The views thus expressed were accepted by both houses of Congress. In the light of
the clear and manifest intent of our law making body not to sanction actions for
breach of promise to marry, the award of moral damages made by the lower courts
is, accordingly, untenable. The Court of Appeals said award:

Moreover, it appearing that because of defendant-appellant's seduction


power, plaintiff-appellee, overwhelmed by her love for him finally yielded to
his sexual desires in spite of her age and self-control, she being a woman after
all, we hold that said defendant-appellant is liable for seduction and,
therefore, moral damages may be recovered from him under the provision of
Article 2219, paragraph 3, of the new Civil Code.

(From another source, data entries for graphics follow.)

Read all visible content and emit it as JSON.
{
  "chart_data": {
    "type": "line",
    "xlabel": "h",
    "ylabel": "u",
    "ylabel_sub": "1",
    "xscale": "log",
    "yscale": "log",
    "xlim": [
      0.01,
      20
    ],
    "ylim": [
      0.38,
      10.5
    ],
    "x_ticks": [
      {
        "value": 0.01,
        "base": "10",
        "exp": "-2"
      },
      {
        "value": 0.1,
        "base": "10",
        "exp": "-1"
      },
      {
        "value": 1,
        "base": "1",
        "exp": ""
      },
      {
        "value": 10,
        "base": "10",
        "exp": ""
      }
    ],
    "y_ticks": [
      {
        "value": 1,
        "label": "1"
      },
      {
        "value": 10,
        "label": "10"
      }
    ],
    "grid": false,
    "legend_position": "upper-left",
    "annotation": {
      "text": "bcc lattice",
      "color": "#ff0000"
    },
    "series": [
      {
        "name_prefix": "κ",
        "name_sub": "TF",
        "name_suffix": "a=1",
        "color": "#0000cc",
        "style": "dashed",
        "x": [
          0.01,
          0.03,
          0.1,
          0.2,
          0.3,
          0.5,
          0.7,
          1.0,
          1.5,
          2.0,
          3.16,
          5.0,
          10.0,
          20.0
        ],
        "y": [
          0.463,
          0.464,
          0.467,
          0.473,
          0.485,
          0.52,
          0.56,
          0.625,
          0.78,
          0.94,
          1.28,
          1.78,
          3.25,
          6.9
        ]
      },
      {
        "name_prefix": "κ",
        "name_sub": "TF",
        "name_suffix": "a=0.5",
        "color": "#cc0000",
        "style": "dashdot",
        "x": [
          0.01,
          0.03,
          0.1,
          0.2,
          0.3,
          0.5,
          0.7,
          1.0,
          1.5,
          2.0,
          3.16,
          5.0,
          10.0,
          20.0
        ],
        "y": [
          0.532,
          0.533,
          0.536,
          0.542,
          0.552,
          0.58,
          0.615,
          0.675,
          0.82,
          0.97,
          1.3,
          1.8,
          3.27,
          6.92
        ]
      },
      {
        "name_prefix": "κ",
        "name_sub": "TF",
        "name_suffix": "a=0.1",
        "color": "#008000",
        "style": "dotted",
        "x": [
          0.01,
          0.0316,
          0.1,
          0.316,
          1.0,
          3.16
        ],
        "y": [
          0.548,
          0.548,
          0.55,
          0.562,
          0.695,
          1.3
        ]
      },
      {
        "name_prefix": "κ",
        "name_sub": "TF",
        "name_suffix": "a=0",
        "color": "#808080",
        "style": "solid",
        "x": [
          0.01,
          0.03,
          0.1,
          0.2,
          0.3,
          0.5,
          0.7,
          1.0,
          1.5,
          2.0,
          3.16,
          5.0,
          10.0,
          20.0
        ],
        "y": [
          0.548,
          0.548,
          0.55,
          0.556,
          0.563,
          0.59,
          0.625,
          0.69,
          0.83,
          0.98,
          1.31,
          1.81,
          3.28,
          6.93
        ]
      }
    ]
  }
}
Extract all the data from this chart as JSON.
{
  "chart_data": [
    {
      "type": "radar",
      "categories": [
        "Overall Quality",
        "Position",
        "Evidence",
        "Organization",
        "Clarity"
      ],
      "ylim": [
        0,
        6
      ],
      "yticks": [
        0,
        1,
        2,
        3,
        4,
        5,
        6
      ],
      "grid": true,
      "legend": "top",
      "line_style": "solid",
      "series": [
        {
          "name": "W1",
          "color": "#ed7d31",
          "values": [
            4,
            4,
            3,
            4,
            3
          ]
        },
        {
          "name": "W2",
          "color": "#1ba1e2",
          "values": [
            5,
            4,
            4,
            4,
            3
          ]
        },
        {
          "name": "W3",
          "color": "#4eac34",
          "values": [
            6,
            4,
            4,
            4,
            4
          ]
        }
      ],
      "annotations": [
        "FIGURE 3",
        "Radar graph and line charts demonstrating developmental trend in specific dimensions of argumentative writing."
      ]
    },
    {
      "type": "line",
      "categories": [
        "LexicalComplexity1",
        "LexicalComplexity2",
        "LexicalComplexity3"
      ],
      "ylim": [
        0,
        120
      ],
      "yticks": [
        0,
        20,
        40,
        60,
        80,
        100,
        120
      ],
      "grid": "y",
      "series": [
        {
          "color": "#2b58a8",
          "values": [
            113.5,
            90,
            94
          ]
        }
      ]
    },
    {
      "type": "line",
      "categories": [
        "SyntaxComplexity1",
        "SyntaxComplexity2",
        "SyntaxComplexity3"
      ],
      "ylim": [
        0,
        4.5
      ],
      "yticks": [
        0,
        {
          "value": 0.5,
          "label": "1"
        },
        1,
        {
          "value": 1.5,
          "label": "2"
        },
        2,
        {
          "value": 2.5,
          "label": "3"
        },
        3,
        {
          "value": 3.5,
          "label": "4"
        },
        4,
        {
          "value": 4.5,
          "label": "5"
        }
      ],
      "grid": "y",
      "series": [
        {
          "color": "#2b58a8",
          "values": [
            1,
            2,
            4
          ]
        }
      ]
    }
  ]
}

Apart from the fact that the general tenor of said Article 2219, particularly the
paragraphs preceding and those following the one cited by the Court of Appeals, and
the language used in said paragraph strongly indicates that the "seduction" therein
contemplated is the crime punished as such in Article as such in Article 337 and 338
of the Revised Penal Code, which admittedly does not exist in the present case, we
find ourselves unable to say that petitioner is morally guilty of seduction, not only
because he is approximately ten (10) years younger than the complainant who
around thirty-six (36) years of age, and as highly enlightened as a former high
school teacher and a life insurance agent are supposed to be when she became
intimate with petitioner, then a mere apprentice pilot, but, also, because, the court
of first instance found that, complainant "surrendered herself" to petitioner because,
"overwhelmed by her love" for him, she "wanted to bind" "by having a fruit of their
engagement even before they had the benefit of clergy."

The court of first instance sentenced petitioner to pay the following: (1) a monthly
pension of P30.00 for the support of the child: (2) P4,500, representing the income
that complainant had allegedly failed to earn during her pregnancy and shortly after
the birth of the child, as actual and compensation damages; (3) P5,000, as moral
damages; and (4) P500.00, as attorney's fees. The Court of Appeals added to the
second item the sum of P1,114.25 consisting of P144.20, for hospitalization and
medical attendance, in connection with the parturiation, and the balance
representing expenses incurred to support the child and increased the moral
damages to P7,000.00.

With the elimination of this award for damages, the decision of the Court of Appeals
is hereby affirmed, therefore, in all other respects, without special pronouncement
as to cost in this instance. It is so ordered.

Paras, C.J., Bengzon, Padilla, Bautista Angelo, Labrador, Reyes, J.B.L., Barrera,
Gutierrez David, Paredes and Dizon, JJ., concur.